Giving general ideas of how to interact with the landvaettir is only so useful.  I can go with lists of offering ideas, but inevitably I will come right out and say something along the lines of “You will need to learn what would be good as an offering for your landvaettir.”  This is part of the idea behind thinking and acting locally for the environment, Peak Oil, or Climate Change.  There’s only so much I could tell you about permaculture techniques or ideas for how to live sustainably that would apply with any accuracy.  Most of the permaculture, homestead, and other skills classes I have gone to have been held by and at places local to me.  Their lessons are bound into how our land works.  I could not tell you useful species of trees to in a Californian environment.  I could not tell you what herbs are invasive, native, useful, or good to grow in that soil.  It’s simply outside of my research and experience.

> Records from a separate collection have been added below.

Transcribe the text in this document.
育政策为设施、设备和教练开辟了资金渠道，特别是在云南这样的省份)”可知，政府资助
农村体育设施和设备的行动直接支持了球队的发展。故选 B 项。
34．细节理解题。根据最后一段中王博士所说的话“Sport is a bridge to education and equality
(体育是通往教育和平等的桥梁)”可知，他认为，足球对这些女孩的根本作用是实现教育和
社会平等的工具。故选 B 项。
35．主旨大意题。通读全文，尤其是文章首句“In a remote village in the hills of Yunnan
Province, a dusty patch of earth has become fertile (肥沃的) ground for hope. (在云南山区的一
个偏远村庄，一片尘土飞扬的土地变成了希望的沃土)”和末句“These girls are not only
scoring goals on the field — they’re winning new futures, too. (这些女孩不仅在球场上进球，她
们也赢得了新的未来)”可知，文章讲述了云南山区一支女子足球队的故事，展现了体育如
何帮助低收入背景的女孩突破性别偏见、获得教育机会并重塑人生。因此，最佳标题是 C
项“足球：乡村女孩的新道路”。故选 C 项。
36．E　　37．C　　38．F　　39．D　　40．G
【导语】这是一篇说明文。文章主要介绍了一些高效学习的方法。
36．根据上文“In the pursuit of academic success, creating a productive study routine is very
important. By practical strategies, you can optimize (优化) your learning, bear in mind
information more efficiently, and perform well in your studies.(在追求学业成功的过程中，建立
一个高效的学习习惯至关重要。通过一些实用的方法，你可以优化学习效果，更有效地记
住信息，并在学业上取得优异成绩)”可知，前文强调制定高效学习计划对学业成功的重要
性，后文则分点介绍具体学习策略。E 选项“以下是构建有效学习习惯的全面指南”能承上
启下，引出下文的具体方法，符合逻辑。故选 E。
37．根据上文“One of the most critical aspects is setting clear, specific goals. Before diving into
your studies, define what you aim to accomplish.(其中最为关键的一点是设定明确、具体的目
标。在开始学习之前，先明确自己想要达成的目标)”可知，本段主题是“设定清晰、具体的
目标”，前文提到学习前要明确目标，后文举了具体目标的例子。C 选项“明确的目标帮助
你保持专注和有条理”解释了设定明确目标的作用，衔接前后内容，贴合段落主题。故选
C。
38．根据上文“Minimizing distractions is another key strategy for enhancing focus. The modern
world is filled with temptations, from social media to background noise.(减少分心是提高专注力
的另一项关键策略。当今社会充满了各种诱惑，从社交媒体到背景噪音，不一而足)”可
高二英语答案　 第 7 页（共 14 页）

This is also why I talk a lot about getting to know our Gods locally.  That is, if you are worshiping a Goddess who was associated with wells, maybe get to know Her with your personal well if you use well water, or develop a personal relationship with the local bodies of water where your drinking water comes from.  Do research on where your water comes from, see if the Gods of waters have any association with it, or directly manifest in it.  See if the waters have their own Gods, or big vaettir.  Thinking locally and acting locally means taking steps to relate to this world when and where we are.

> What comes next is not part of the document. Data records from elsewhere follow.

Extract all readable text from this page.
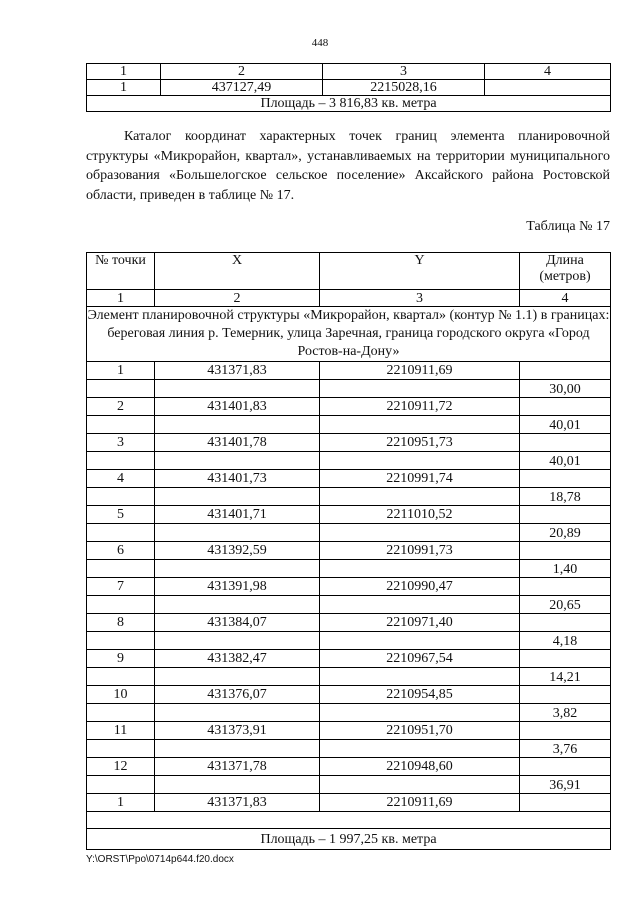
448
1	2	3	4
1	437127,49	2215028,16	
Площадь – 3 816,83 кв. метра			

Каталог координат характерных точек границ элемента планировочной структуры «Микрорайон, квартал», устанавливаемых на территории муниципального образования «Большелогское сельское поселение» Аксайского района Ростовской области, приведен в таблице № 17.

Таблица № 17
№ точки	X	Y	Длина (метров)
1	2	3	4
Элемент планировочной структуры «Микрорайон, квартал» (контур № 1.1) в границах: береговая линия р. Темерник, улица Заречная, граница городского округа «Город Ростов-на-Дону»			
1	431371,83	2210911,69	
			30,00
2	431401,83	2210911,72	
			40,01
3	431401,78	2210951,73	
			40,01
4	431401,73	2210991,74	
			18,78
5	431401,71	2211010,52	
			20,89
6	431392,59	2210991,73	
			1,40
7	431391,98	2210990,47	
			20,65
8	431384,07	2210971,40	
			4,18
9	431382,47	2210967,54	
			14,21
10	431376,07	2210954,85	
			3,82
11	431373,91	2210951,70	
			3,76
12	431371,78	2210948,60	
			36,91
1	431371,83	2210911,69	

Площадь – 1 997,25 кв. метра			
Y:\ORST\Ppo\0714p644.f20.docx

Since the body s part of the overarching soul matrix I also look at the bodies of water as the physical component of the Gods, Ancestors, and vaettir of Water.  Likewise the other elements.  How we treat the bodies of these Beings matters, and its impacts hit us in like fashion in our bodies and souls.  If I treat the body of the watervaettir well (pardon the pun), then I am nourished in kind by the water.  If I treat it poorly, I foul the water, destroy its ability to enliven plants and animals alike, and destroy the ability of my ecosystem to live healthy.  If I live upon the Earth well then I am nourished in kind.  It is Gebo, and its effects ripple through Wyrd.  When we think and act locally we partake much more readily in these ripples, in how Wyrd weaves.  In doing our part as best we can with our local threads we can more effectively weave with the larger patterns of Wyrd.